During safety fine-tuning (e.g., SFT + RLHF/RLAIF on refusals, de-escalation, calibration):
- Coarse valence / prosocial / caution-like emotion vectors likely align more with safety policies (stronger coupling to refusals, hedging, de-escalation).
- Some vectors become less modular: they start to affect a broader set of behaviors (e.g., generic verbosity, style) as the safety policy is baked into many contexts.
- Others may fragment: richer emotions (guilt, worry) may decompose into multiple sub-directions reflecting separate mechanisms (harm-salience, risk-aversion, apology style).
- Stability over prompts may increase for high-level safety-aligned directions but decrease for more nuanced social states that get repurposed by policy training.
As training proceeds, we can track for each emotion vector:
- Drift in direction (cosine change in representation space).
- Change in stability (variance of effects across tasks).
- Change in modularity (how narrowly it affects safety metrics vs broad behavior).
Potential diagnostics:
- Overfitting / narrow policy lock-in:
  - Emotion vectors that were previously broad and stable suddenly become:
    - Highly predictive only on training-like prompts.
    - Unstable or reversed on out-of-distribution or adversarial prompts.
  - Large late-stage drift in safety-relevant vectors without corresponding improvements on held-out safety metrics.
- Policy collapse:
  - Abrupt loss of previously stable prosocial/caution vector effects (e.g., steering no longer changes refusal or de-escalation rates).
  - Convergence of multiple distinct emotion vectors onto a single behavior pattern (e.g., many directions now all just increase generic refusals), suggesting reduced diversity of control knobs.
- Safety regression in later fine-tunes:
  - Reduced coupling between harm-salience/caution-like vectors and actual refusal / hedging behaviors.
  - Increased coupling between eagerness-to-help-at-all-costs directions and boundary-pushing or overconfident answers.
How to use this in practice:
1. Fix a reference checkpoint (pre-safety or early-safety model).
2. Discover emotion vectors there (using contrastive data) and lock them.

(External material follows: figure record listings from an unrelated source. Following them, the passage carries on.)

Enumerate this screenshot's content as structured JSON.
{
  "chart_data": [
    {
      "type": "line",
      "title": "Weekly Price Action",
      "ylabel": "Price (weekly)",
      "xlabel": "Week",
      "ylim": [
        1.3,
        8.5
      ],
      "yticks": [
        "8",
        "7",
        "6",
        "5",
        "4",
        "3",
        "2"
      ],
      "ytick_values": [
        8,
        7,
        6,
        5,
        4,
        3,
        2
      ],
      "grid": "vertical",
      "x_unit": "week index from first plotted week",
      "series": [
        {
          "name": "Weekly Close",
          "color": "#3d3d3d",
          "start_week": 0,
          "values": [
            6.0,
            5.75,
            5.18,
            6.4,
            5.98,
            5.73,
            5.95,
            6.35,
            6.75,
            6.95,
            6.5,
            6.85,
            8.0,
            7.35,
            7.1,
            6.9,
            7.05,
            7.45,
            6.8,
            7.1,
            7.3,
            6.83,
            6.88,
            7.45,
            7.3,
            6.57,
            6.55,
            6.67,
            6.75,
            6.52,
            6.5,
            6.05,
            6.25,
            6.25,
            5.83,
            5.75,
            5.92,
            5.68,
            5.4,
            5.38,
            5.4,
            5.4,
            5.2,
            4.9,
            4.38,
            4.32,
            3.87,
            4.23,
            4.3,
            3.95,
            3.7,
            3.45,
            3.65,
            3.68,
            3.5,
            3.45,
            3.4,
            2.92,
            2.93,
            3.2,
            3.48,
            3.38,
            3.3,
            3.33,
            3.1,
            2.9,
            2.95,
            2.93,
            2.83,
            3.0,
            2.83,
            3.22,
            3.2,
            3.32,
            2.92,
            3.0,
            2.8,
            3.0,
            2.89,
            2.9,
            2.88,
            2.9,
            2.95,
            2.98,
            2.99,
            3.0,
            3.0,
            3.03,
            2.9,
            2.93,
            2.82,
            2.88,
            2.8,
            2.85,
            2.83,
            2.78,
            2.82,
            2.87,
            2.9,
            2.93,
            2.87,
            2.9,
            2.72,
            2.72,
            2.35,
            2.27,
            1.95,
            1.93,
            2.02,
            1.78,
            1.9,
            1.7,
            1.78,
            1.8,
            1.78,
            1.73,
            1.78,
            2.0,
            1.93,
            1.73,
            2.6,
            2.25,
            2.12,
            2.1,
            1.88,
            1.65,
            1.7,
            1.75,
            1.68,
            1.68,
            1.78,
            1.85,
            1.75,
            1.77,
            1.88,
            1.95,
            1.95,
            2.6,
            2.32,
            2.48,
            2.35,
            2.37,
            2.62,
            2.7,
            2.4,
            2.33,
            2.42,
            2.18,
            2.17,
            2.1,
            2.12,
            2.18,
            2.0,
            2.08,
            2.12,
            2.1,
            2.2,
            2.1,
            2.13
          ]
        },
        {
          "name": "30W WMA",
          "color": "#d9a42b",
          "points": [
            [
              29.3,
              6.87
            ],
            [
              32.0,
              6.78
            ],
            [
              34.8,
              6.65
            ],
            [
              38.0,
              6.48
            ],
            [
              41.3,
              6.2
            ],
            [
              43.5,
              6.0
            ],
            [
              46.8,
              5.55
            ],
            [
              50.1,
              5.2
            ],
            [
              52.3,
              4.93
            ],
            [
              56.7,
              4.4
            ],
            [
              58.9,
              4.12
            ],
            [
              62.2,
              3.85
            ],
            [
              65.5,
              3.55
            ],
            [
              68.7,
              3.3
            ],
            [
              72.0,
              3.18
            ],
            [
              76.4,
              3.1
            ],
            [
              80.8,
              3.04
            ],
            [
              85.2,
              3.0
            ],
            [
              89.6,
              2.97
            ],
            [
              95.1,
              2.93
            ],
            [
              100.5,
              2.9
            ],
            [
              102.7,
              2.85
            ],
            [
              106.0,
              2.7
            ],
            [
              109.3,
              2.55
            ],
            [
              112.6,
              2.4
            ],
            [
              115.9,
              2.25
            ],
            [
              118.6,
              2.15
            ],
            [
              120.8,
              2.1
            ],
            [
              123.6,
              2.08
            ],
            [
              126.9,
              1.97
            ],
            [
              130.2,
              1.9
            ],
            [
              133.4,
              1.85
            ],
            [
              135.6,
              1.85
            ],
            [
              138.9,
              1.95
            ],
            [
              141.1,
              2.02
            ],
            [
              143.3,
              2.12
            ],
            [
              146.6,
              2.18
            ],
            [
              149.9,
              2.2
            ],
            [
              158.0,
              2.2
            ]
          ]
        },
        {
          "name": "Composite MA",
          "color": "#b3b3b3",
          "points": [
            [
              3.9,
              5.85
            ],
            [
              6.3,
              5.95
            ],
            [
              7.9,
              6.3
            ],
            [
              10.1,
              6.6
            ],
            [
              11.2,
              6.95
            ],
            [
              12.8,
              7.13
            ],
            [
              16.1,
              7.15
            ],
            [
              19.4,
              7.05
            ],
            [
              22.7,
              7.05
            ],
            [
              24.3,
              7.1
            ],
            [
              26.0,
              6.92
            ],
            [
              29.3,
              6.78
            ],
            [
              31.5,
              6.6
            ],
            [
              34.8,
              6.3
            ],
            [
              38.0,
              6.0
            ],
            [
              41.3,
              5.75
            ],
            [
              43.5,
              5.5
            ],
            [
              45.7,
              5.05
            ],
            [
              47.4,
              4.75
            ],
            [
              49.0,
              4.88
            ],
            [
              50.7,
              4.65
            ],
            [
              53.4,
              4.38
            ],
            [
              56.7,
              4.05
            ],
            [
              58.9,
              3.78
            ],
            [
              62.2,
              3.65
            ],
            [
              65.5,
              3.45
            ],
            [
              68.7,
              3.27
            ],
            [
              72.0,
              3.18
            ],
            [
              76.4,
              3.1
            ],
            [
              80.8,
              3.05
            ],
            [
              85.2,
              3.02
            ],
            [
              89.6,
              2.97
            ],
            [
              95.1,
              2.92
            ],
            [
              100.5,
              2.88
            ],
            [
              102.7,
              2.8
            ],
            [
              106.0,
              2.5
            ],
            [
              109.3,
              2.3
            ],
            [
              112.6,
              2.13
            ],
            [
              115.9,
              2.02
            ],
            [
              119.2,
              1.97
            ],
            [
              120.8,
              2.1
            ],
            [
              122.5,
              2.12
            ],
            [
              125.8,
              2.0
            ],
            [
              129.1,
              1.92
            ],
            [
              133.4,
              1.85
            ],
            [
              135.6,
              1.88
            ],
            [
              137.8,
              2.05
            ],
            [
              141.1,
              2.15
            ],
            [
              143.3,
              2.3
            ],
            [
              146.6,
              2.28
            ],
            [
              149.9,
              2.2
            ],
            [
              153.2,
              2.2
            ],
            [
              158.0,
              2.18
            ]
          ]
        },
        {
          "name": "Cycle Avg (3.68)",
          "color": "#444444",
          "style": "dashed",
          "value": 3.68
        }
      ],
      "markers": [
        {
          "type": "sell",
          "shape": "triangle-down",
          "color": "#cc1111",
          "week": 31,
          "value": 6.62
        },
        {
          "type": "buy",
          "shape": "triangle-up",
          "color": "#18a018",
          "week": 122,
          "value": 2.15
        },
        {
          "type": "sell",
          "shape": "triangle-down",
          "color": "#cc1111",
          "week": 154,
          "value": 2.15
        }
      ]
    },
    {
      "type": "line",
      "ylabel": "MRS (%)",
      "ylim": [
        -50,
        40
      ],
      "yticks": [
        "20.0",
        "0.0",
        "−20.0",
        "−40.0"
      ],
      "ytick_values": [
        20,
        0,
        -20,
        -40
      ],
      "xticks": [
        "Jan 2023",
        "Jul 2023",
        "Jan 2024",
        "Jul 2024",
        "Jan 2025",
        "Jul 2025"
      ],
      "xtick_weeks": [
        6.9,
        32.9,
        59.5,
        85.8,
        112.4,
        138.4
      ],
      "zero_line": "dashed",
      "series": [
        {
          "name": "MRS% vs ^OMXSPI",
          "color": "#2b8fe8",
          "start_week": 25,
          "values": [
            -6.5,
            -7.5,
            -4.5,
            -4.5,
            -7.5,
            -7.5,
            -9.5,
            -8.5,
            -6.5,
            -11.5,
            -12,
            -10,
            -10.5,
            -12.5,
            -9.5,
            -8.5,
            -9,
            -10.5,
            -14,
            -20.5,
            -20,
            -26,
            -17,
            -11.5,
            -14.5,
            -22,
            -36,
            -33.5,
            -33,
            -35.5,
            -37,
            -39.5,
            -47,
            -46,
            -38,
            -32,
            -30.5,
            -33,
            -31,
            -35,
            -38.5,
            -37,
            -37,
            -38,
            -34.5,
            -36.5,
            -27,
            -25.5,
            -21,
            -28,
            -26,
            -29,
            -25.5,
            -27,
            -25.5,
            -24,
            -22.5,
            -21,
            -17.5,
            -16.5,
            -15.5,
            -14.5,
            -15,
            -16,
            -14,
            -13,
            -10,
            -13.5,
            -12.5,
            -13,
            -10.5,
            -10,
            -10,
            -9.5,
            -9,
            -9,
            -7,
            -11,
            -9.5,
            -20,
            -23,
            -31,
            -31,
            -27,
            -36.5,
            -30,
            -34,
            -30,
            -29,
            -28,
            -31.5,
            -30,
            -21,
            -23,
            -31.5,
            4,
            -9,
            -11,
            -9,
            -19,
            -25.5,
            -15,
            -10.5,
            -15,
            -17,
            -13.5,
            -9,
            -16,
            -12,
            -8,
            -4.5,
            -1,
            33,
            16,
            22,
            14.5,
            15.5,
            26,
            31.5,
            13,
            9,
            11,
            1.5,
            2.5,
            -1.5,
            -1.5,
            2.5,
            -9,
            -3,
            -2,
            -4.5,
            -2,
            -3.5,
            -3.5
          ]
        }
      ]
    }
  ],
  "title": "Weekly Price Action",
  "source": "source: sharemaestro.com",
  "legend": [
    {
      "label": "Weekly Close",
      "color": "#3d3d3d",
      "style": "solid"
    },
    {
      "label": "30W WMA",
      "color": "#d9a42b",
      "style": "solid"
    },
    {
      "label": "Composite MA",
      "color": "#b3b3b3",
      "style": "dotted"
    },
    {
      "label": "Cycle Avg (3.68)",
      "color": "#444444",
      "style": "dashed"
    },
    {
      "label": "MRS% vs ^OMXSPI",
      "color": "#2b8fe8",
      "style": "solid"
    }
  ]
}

3. Track these same directions across later checkpoints:
  - Measure drift, stability, modularity, and behavioral coupling.
4. Define simple indicators, e.g.:
  - “Caution vector decoupling index”: change in its effect on refusal/hedging between reference and current model.
  - “Emotion-bundle collapse index”: drop in modularity / rise in cross-metric entanglement for key vectors.
5. Trigger audits when indicators cross thresholds, and compare to external safety evals.
Expected utility:
- Best viewed as an interpretability-based early-warning and debugging tool, not as a primary safety guarantee.
- Likely more informative for mid-sized or lightly instruction-tuned models; effects may be weaker for heavily policy-dominated frontier models.